This past weekend I went on a hiking trip up Sharp Top Mountain with my friend Rob, a dear brother who lives in Lynchburg. Since he lives right next to the Blue Ridge Mountains, we usually end up going on a hiking trip when I visit. I’ve always loved the outdoors and in recent years I’ve really done a lot of hiking. More than just enjoying hiking for its own sake, it’s also a wonderful opportunity to witness God’s creative handiwork.
As we see Scripture, God does indeed reveal Himself through the general revelation we see in creation (Psalm 19, Acts 17, Romans 1). The light of nature isn’t sufficient revelation (only Scripture is sufficient as special revelation), but it serves as a constant reminder to us of how great God is and how insignificant we really are. I was reminded of that after I stood on top of a huge boulder. I told Rob to step back a bit when he took the following photo in order to show how small I am in comparison.
I’m inclined to think that living in urban environments tend to immunize us from the reality of creation. A retired Presbyterian pastor used to fellowship with us at CRBC and he had a very simple yet profound saying: man made the cities, but God made the land. No matter how many buildings we construct or how advanced our technology becomes, we can never make a tree or carve out a mountain range. At best we can only mimic these things. Going to places like Sharp Top Mountain can be very humbling in that respect.

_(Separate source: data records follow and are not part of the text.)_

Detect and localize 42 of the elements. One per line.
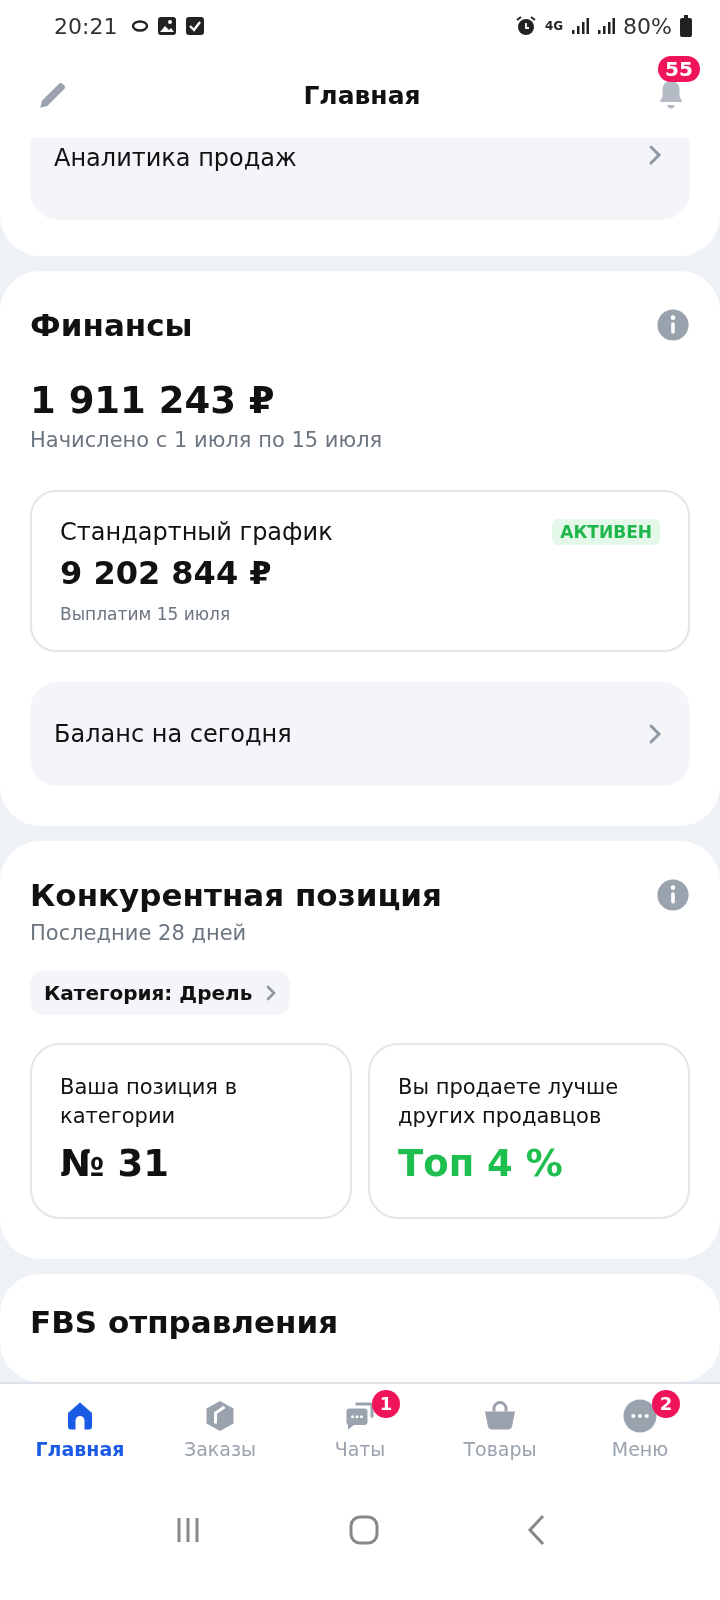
battery-icon: [680, 15, 692, 37]
section-title: Конкурентная позиция: [30, 877, 442, 913]
chevron-right-icon: [266, 985, 277, 1001]
network-type: 4G: [544, 19, 564, 33]
section-title: FBS отправления: [30, 1303, 340, 1340]
count-badge: 1: [372, 1390, 400, 1418]
status-tag: АКТИВЕН: [552, 519, 660, 545]
category-chip[interactable]: Категория: Дрель: [30, 971, 291, 1015]
balance-link[interactable]: Баланс на сегодня: [30, 682, 690, 786]
payout-date: Выплатим 15 июля: [60, 604, 232, 624]
payout-amount: 9 202 844 ₽: [60, 554, 273, 592]
image-icon: [157, 16, 178, 36]
stat-label: Ваша позиция в категории: [60, 1074, 239, 1131]
signal-icon: [597, 17, 616, 35]
ring-icon: [131, 20, 150, 32]
nav-tab[interactable]: 2 Меню: [575, 1384, 705, 1480]
info-icon[interactable]: [656, 308, 690, 342]
battery-level: 80%: [623, 13, 672, 39]
chevron-right-icon: [648, 723, 662, 745]
nav-tab[interactable]: Главная: [15, 1384, 145, 1480]
total-amount: 1 911 243 ₽: [30, 379, 276, 422]
stat-label: Вы продаете лучше других продавцов: [398, 1074, 620, 1131]
nav-tab[interactable]: 1 Чаты: [295, 1384, 425, 1480]
signal-icon: [571, 17, 590, 35]
accrual-period: Начислено с 1 июля по 15 июля: [30, 428, 384, 452]
info-icon[interactable]: [656, 878, 690, 912]
page-title: Главная: [303, 80, 421, 110]
stat-value: Топ 4 %: [398, 1141, 564, 1185]
sales-analytics-link[interactable]: Аналитика продаж: [30, 138, 690, 220]
status-time: 20:21: [54, 13, 118, 39]
count-badge: 2: [652, 1390, 680, 1418]
checkbox-icon: [185, 16, 206, 36]
schedule-card[interactable]: Стандартный график АКТИВЕН 9 202 844 ₽ Выплатим 15 июля: [30, 490, 690, 652]
alarm-icon: [514, 15, 537, 37]
section-title: Финансы: [30, 307, 193, 343]
period-label: Последние 28 дней: [30, 921, 248, 945]
schedule-title: Стандартный график: [60, 518, 333, 546]
chevron-right-icon: [648, 144, 662, 166]
more-icon: [622, 1398, 658, 1434]
stat-value: № 31: [60, 1141, 170, 1185]
notification-badge: 55: [658, 56, 700, 82]
home-button-icon[interactable]: [348, 1514, 380, 1546]
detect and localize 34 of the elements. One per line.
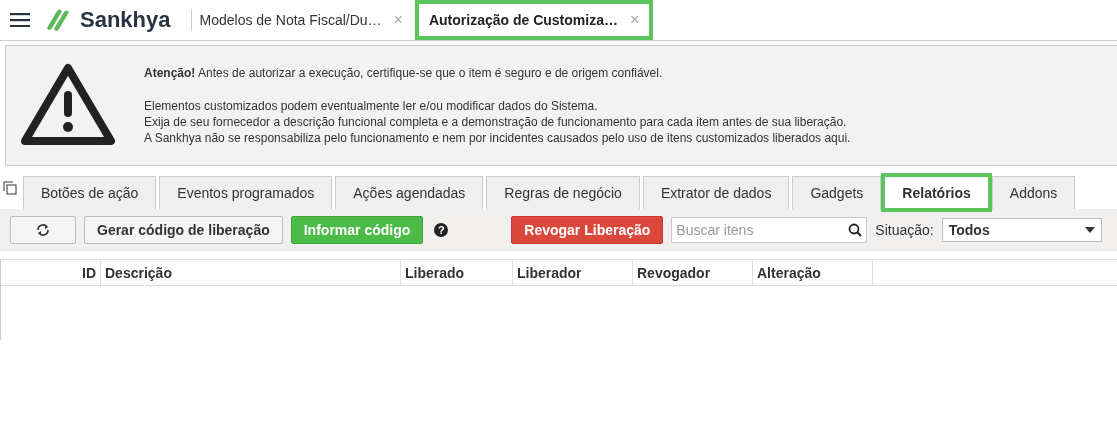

It’s probably safe to say that the beauty we see in God’s creation is part of common grace. When we speak of general revelation, it’s mostly in an abstract theological context. There are times when we need to step out of the classroom, with Scripture in hand, and examine the world around us. Ultimately general revelation can only be interpreted properly through the lenses of special revelation. The latter informs us about the former, not the other way around.
So I encourage Christians who are able to step outside the urban jungle and take a moment to experience what God has created. It’s true that we live in this present evil age, but God’s creation is a common grace to be enjoyed. Let us remember this as we daily look upward and survey His wonderful works, letting the sun shine down upon us.